Parce que j’aime les tatouages (rires). J’ai toujours aimé le tatouage, j’ai toujours aimé le dessin, j’ai découvert ça sur le tard, mais petit à petit c’est un peu devenu une évidence. J’ai toujours dessiné, et été très attirée par le monde de l’animation, la bande dessiné… A la base je n’aurais jamais pensé être tatoueuse en fait, ça fait pas très longtemps que j’ai découvert ça. C’était vraiment une attirance pour le dessin et après ça tombait sous le sens vu que j’aimais les tatouages – j’en voulais quand j’étais gamine – voilà, la vie, quoi !
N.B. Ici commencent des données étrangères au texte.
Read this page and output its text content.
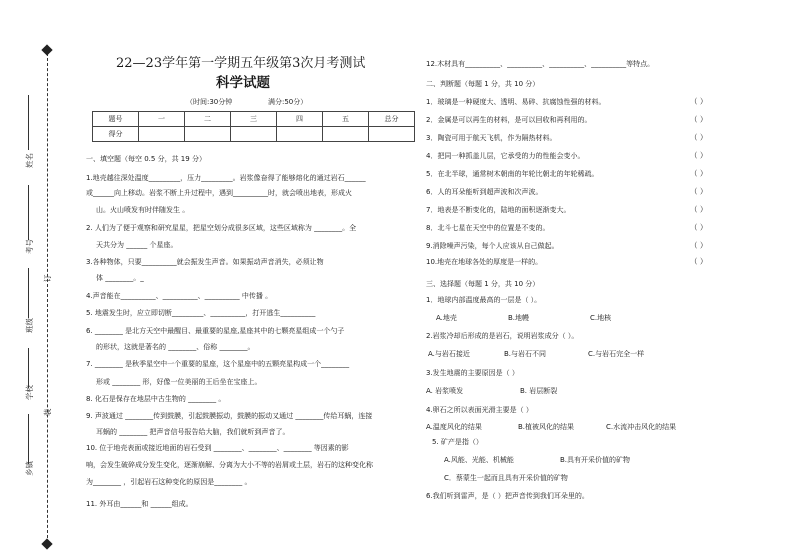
姓名
考号
订
班级
学校
装
乡镇
22—23学年第一学期五年级第3次月考测试
科学试题
（时间:30分钟	满分:50分）
题号	一	二	三	四	五	总分
得分						
一、填空题（每空 0.5 分，共 19 分）
1.地壳越往深处温度_________，压力_________。岩浆像奋得了能够熔化的通过岩石______
或______向上移动。岩浆不断上升过程中，遇到__________时，就会喷出地表，形成火
山。火山喷发有时伴随发生 。
2. 人们为了便于观察和研究星星，把星空划分成很多区域，这些区域称为 ________。全
天共分为 ______ 个星座。
3.各种物体，只要__________就会振发生声音。如果振动声音消失，必须让物
体 ________。_
4.声音能在__________、__________、__________ 中传播 。
5. 地震发生时，应立即切断_________、__________，打开逃生__________
6. ________ 是北方天空中最醒目、最重要的星座,星座其中的七颗亮星组成一个勺子
的形状，这就是著名的 ________、俗称 ________。
7. ________ 是秋季星空中一个重要的星座，这个星座中的五颗亮星构成一个________
形或 ________ 形，好像一位美丽的王后坐在宝座上。
8. 化石是保存在地层中古生物的 ________ 。
9. 声波通过 ________传到鼓膜，引起鼓膜振动，鼓膜的振动又通过 ________传给耳蜗，连接
耳蜗的 ________ 把声音信号报告给大脑，我们就听到声音了。
10. 位于地壳表面或接近地面的岩石受到 ________、________、________ 等因素的影
响，会发生破碎成分发生变化，逐渐崩解、分离为大小不等的岩屑或土层，岩石的这种变化称
为________ ，引起岩石这种变化的原因是________ 。
11. 外耳由______和 ______组成。
12.木材具有__________、__________、__________、__________等特点。
二、判断题（每题 1 分，共 10 分）
1．玻璃是一种硬度大、透明、易碎、抗腐蚀性强的材料。	（ ）
2．金属是可以再生的材料，是可以回收和再利用的。	（ ）
3．陶瓷可用于航天飞机，作为隔热材料。	（ ）
4．把同一种抓盖儿层，它承受的力的性能会变小。	（ ）
5．在北半球，通常树木朝南的年轮比朝北的年轮稀疏。	（ ）
6．人的耳朵能听到超声波和次声波。	（ ）
7．地表是不断变化的，陆地的面积逐渐变大。	（ ）
8．北斗七星在天空中的位置是不变的。	（ ）
9.消除噪声污染，每个人应该从自己做起。	（ ）
10.地壳在地球各处的厚度是一样的。	（ ）
三、选择题（每题 1 分，共 10 分）
1．地球内部温度最高的一层是（ ）。
A.地壳	B.地幔	C.地核
2.岩浆冷却后形成的是岩石，说明岩浆成分（ ）。
A.与岩石接近	B.与岩石不同	C.与岩石完全一样
3.发生地震的主要原因是（ ）
A. 岩浆喷发	B. 岩层断裂
4.卵石之所以表面光滑主要是（ ）
A.温度风化的结果	B.植被风化的结果	C.水流冲击风化的结果
5. 矿产是指（）
A.风能、光能、机械能	B.具有开采价值的矿物
C．蔡蒙生一起而且具有开采价值的矿物
6.我们听到雷声，是（ ）把声音传到我们耳朵里的。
En tant que Femme dans un milieu majoritairement masculin, avez-vous déjà senti une différence de traitement ?
Non. A l’époque ça devait être un problème, avec que des mecs, il fallait supporter… Et être crédible ça devait être difficile. Aujourd’hui on n’a aucun problème. Moi perso je travaille quasiment qu’avec des gars, et les mecs sont mêmes plutôt sympas avec nous. J’ai jamais eu de souci, et s’il y a bien un milieu où justement on en a rien à foutre si t’es une meuf ou un mec c’est bien dans le tatouage. Les filles ont autant leur place que les mecs. On propose un travail différent. Généralement quand tu vois des tatouages réalisés par une nana ça se voit et c’est intéressant d’avoir deux approches totalement différentes.
Pensez-vous qu’il existe un art du tatouage féminin ?
Non, pas un art, parce que de toute façon il y a tous les styles. Chacun a sa personnalité, son genre… mais oui, les filles ont tendance à faire des choses plus fines. Après, les artistes que je préfère sont masculins et c’est pas pour ça qu’ils font des trucs.. Non mais en fait il y a beaucoup de filles que j’aime aussi (rires).
C’est vrai que souvent on se dit : « ah ça c’est une nana qui l’a fait ». Il y a quand même une sensibilité qui est différente chez une femme que chez un homme. Je le vois, je fais des trucs mangas et quand moi j’en fais et quand un mec fait du manga c’est différent, on voit qu’on a pas du tout les mêmes influences, les mêmes délires, ni les mêmes références, je lis pas les mêmes choses qu’un mec par exemple.
Les mecs ont aussi tendance à ne pas savoir dessiner les filles dans le manga, ils font toujours des seins débiles – c’est absurde. Une fille qui va dessiner du manga, elle va leur faire une vraie silhouette. On voit que c’est des nanas et qu’elles font attention à l’anatomie féminine, alors qu’un mec, faut plus que ça claque. Dans le manga ça se voit vachement.
Comment s’est fait la transition du dessin sur papier au tatouage sur la peau ?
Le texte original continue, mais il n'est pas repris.